I know this is a terrible diagram to illustrate a race condition, but I wanted to try out GoAT ASCII diagram generation.
The Solution
To mitigate this issue, we have to make sure that the publish
job checks out
exactly the commit that was pushed by the update-changelog
job.
To do that, we first define a commit_hash
output on the update-changelog
job.

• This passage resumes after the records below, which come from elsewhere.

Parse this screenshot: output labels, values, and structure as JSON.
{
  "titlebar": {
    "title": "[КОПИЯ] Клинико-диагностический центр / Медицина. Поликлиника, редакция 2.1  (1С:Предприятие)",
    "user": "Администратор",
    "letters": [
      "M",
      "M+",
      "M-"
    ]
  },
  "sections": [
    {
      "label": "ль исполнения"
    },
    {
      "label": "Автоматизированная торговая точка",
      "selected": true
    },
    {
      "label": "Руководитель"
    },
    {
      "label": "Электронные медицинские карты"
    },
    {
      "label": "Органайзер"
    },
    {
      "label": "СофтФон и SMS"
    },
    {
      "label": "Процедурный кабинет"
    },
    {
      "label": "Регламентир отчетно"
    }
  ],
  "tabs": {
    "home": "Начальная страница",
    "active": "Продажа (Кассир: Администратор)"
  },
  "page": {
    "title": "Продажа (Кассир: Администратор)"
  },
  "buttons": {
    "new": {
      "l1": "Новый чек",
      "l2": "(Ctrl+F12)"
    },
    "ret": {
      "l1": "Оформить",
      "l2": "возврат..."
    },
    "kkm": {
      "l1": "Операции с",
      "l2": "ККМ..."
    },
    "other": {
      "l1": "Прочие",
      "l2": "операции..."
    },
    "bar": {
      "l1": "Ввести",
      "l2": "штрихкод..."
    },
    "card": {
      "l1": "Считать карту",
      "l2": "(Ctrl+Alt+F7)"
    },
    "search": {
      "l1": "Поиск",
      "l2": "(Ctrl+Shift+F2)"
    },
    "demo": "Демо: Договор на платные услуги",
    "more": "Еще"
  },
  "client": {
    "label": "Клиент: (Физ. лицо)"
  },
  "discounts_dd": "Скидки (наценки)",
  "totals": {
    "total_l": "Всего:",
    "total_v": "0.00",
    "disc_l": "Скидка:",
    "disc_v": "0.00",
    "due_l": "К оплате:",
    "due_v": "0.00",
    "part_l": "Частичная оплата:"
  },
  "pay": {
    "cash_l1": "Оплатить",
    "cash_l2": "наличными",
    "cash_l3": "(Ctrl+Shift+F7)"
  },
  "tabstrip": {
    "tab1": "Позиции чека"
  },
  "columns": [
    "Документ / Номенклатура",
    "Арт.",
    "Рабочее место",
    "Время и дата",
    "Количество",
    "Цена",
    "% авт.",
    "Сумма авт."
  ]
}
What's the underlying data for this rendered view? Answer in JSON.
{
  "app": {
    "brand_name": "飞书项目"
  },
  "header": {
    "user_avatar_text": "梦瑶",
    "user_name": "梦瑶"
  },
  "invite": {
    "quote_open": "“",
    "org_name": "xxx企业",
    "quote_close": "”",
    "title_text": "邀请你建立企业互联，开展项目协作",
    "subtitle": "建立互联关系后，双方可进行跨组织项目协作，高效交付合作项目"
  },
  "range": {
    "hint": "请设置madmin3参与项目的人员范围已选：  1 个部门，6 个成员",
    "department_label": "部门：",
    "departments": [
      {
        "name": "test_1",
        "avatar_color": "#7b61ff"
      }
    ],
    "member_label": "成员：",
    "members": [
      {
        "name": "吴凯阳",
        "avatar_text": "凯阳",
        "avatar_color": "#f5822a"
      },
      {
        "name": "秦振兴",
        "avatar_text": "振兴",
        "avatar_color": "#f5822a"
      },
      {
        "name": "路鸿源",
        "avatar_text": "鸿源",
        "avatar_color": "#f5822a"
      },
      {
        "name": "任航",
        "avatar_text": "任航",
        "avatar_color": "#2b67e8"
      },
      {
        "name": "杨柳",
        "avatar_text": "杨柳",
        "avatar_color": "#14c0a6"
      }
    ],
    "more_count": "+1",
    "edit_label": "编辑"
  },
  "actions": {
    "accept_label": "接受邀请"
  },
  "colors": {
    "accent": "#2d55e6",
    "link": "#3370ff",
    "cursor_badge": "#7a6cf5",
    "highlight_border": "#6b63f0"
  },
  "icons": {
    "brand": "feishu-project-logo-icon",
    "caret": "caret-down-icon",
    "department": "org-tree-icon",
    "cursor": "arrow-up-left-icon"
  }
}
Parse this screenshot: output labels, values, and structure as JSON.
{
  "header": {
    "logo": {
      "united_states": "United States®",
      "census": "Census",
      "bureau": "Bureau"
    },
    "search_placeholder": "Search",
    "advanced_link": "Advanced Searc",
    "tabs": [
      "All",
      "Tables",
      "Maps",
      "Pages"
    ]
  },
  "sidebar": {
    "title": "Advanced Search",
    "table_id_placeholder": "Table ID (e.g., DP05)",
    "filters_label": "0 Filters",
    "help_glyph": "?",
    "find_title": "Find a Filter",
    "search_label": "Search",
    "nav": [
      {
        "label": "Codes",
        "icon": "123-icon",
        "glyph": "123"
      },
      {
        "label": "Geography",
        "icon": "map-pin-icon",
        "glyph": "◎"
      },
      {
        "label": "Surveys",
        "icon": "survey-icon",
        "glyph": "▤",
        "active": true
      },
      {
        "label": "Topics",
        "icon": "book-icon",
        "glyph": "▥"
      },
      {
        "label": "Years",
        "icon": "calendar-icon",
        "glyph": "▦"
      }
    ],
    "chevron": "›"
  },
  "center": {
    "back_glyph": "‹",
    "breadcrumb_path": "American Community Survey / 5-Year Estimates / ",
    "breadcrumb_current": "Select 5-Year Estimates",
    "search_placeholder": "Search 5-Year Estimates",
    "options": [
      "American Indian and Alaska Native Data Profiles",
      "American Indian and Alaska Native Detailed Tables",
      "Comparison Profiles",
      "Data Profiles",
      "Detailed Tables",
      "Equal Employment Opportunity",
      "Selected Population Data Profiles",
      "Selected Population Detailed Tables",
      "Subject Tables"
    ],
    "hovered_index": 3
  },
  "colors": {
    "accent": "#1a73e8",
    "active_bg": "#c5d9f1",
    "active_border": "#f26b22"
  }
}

It contains the value of the
commit_hash
output of the stefanzweifel/git-auto-commit-action
:
update-changelog:
runs-on: ubuntu-latest
outputs:
commit_hash: ${{ steps.commit-and-push.outputs.commit_hash }}
steps:
- name: Check Out the Repo
uses: actions/checkout@v3
- name: Update CHANGELOG.md
run: echo "Added changes on $(date)" >> CHANGELOG.md
- name: Commit and Push Changes
id: commit-and-push
uses: stefanzweifel/git-auto-commit-action@v4
I recommend using the stefanzweifel/git-auto-commit-action
, but if you want to
do things manually, the Commit and Push Changes
step would look similar to
this:
- name: Commit and Push Changes
id: commit-and-push
run: |
git add CHANGELOG.md
git config --local user.email "41898282+github-actions[bot]@users.noreply.github.com"
git config --local user.name "github-actions[bot]"
git commit -m "Update changelog"
git push
echo "commit_hash=$(git rev-parse HEAD)" >> $GITHUB_OUTPUT
In the following publish
step, we can reference the commit_hash
output like
this:
publish:
needs: update-changelog
runs-on: ubuntu-latest
steps:
- name: Check Out the Repo Again
uses: actions/checkout@v3
with:
ref: ${{ needs.update-changelog.outputs.commit_hash }}
- name: Display CHANGELOG.md
run: |
cat CHANGELOG.md
# The changes are here πππ
This makes sure that we check out exactly what we committed and pushed in the
update-changelog
job.
One final thing to note is that this puts the repository in a detached HEAD
state (not a bad thing).
I hope you enjoyed this article and that I could clear up a bit of the confusion surrounding this topic. I would love to know what you think!